We’ve generally held three a year, though not every year. There have been several in Massachusetts, in the UK, one in Wales. As we speak this evening, another initiation is starting at Gaia in Maryland. And we held our first Pacific Northwest initiation earlier this year. And there are other locations on the horizon.
AB: I wanted to ask what you’ve gained from being a leader in WIP. And since it’s been about eight years now, I’m guessing you’ve gained many different things.
Janine: Yes. Many gifts. One is to be a part of a growing community of women. This has changed me. When I go to these initiations and get to know in a deeper way women whom I met when they initially went through the initiation — when I listen to them, and I hear the experiences of their rich lives — that changes me. These are women from all walks of life, leaders in their unique ways. I’m in awe of their life experiences, the amazing gifts that we each bring, and I feel very honored to be a part of that.
And for me it definitely touches something ancient. It fills an ache that I think I had in knowing that women have something to give and receive from one another that we get only from other women. It’s bringing to life an ancient memory.

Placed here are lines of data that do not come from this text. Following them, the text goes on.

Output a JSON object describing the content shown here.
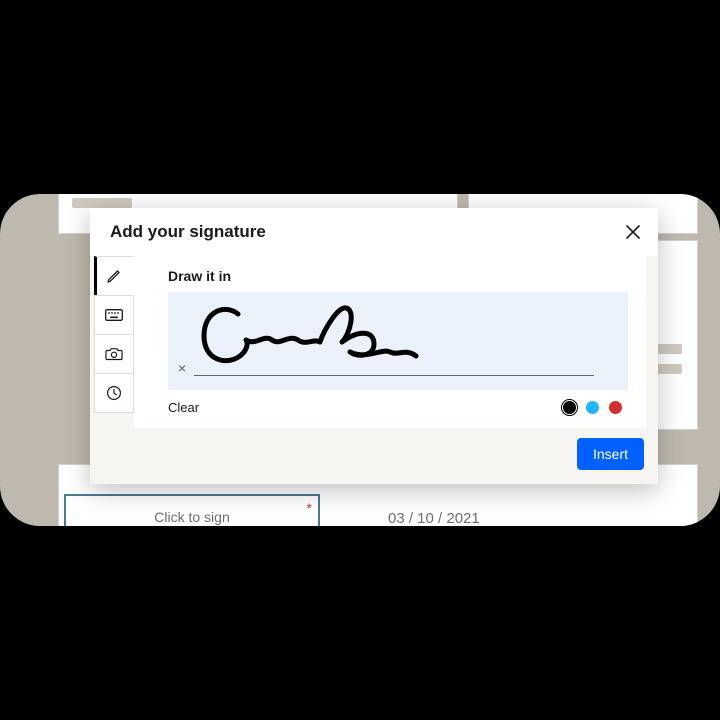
{
  "modal": {
    "title": "Add your signature",
    "panel_title": "Draw it in",
    "clear_label": "Clear",
    "insert_label": "Insert",
    "canvas_marker": "×"
  },
  "colors": {
    "black": "#000000",
    "blue": "#1fb6ff",
    "red": "#d32f2f",
    "primary": "#0061fe"
  },
  "background": {
    "sign_placeholder": "Click to sign",
    "required_mark": "*",
    "date_text": "03 / 10 / 2021"
  }
}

AB: That’s a beautiful way to say it.
Janine: I think of some of the women I’ve known for eight years or so, and I’m awestruck by their passion for the work. These are the kinds of friendships where we may not see each other for a couple of years, and when we see each other again, no time has passed.
I’ve also appreciated my personal growth challenges in working so closely with the other co-founders and leaders of this initiation.
AB: What do you say today about those challenges?
Janine: Well, in the earlier years, we had some real tough things to go through together, working out dynamics between us, decisions, or aspects of the design. That predator/prey circuitry runs through us and between us, and to walk our talk we’ve been as thorough as possible to stay “in love” while clearing anything that arose.
The gift that I live with now, every day, is that in a way it’s like a marriage: we’ve been through it all together, and we’re still there for each other. What I’ve learned is that it’s okay for my sisters to see in me the places that I once wanted to hide: the bitchy parts, the dark places. My sisters not only won’t go away, I think they love me more. They support me. It’s such a treasure in my life to have close women friends who I know are there for me no matter what.
And that took going through some raw places together.
I think being part of WIP helps me to know that I’m on the right path. Part of my life mission is to make a difference in people’s lives. My heart is settled knowing that to whatever degree, I’m doing that. That’s been another really priceless gift for me.